Au titre de ces coopérations de territoire, Pivoine « héberge » actuellement un processus de construction – avec d’autres structures du plateau et alentour – d’un organisme territorial de formation généraliste, l’« Organisme de formation du futur ». Cette initiative est née du constat que nous faisions de notre incapacité – en tant que petit organisme de formation – à répondre à l’augmentation des besoins et des demandes de formation issues du territoire sur des questions aussi diverses que les savoir-faire techniques liés à une installation en milieu rural (tronçonneuse, bricolage, production maraîchère, activité sylvicole, auto-construction, autonomie énergétique, etc.) ; la préfiguration de filières locales (production et valorisation de son bois, conserverie, mise en place d’outils fonciers, réhabilitation du bâti ancien, administration et comptabilité des petites structures, formations au funéraire, etc.) ; ou encore l’élargissement des compétences individuelles et collectives (formations audiovisuelles, groupes de parole, organisation de réunions, premiers secours, pratiques artistiques, accompagnement post-traumatique des personnes exilées, etc.).
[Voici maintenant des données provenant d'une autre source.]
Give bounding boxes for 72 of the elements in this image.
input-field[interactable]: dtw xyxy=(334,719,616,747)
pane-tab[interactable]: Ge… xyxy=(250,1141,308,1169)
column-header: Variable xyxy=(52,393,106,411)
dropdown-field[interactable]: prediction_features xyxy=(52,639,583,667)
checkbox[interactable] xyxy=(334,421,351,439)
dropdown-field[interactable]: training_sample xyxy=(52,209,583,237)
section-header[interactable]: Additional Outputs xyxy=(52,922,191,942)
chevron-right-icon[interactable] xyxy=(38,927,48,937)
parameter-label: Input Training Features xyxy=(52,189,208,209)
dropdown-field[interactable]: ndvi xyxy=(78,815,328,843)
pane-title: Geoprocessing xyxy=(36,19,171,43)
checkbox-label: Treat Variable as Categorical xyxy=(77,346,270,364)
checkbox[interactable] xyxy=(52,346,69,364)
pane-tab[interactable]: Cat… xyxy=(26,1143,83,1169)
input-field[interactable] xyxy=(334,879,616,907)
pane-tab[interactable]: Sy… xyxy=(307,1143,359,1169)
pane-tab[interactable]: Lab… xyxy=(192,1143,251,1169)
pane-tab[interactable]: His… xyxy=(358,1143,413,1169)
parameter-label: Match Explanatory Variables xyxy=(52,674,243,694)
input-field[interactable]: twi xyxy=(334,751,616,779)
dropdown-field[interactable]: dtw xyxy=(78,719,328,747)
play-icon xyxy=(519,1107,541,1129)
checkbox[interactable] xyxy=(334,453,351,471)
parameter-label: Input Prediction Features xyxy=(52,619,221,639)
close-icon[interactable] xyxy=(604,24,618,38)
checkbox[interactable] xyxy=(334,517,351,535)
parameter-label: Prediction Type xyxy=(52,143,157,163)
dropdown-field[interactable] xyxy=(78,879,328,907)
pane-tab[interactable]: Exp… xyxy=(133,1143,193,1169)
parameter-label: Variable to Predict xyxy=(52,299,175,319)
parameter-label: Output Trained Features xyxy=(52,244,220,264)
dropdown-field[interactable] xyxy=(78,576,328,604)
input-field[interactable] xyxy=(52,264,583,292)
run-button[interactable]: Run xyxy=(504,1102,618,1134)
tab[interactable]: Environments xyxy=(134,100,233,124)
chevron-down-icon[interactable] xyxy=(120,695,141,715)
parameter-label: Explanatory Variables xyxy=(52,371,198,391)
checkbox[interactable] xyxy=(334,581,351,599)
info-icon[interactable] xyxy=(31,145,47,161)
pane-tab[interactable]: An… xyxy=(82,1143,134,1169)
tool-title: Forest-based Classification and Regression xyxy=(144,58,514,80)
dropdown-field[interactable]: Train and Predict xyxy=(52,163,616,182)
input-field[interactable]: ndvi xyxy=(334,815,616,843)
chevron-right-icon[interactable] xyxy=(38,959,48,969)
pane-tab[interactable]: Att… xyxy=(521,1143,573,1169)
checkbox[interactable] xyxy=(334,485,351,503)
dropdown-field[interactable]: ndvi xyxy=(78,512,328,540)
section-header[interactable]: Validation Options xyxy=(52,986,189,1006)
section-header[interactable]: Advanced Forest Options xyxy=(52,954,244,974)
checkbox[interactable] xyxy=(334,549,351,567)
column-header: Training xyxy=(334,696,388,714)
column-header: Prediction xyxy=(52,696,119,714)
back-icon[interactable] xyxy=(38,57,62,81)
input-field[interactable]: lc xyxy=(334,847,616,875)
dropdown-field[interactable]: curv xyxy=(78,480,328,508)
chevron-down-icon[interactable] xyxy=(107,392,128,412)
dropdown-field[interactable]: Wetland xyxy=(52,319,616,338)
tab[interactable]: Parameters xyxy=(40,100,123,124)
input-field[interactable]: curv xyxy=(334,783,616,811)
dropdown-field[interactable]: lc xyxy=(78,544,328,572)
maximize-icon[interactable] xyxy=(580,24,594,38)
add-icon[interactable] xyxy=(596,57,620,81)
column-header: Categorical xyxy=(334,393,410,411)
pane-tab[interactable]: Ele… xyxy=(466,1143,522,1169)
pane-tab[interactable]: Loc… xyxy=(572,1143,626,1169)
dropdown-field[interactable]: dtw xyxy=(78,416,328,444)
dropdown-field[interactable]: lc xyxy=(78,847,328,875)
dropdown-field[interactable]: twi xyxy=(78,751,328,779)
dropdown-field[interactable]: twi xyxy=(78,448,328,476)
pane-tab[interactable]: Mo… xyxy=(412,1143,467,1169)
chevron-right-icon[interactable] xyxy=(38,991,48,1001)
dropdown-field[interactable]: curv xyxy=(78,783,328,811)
Ces quelques dernières années, avec leurs emboîtements de crises, nous amènent à nous repenser, à penser nos limites, à mieux identifier les besoins auxquels nous prétendons répondre, que ce soit les nôtres ou ceux des différents « publics » auxquels nous voudrions nous adresser. La succession, ou plutôt la superposition, de la séquence d’instabilité planétaire ouverte par les « printemps arabes », l’irruption sociale des Gilets jaunes en France, le régime d’exception mondial déployé au nom de la lutte contre la pandémie de Covid-19, avec les effets devenus palpables au quotidien du bouleversement climatique, dont nous sommes chacun·e traversé·es, jouent grandement sur la manière dont nous investissons les missions que nous nous donnons. Comment, dans un tel contexte, s’accorder sur ce qui vaut la peine d’être fait, sur ce que voudrait dire « se trouver au bon endroit » ? En l’absence d’outils d’analyse opérationnels ou de perspectives claires, nous voilà forcé·es à nouveau de naviguer à vue, de nous attaquer à des situations complexes, sans itinéraire balisé.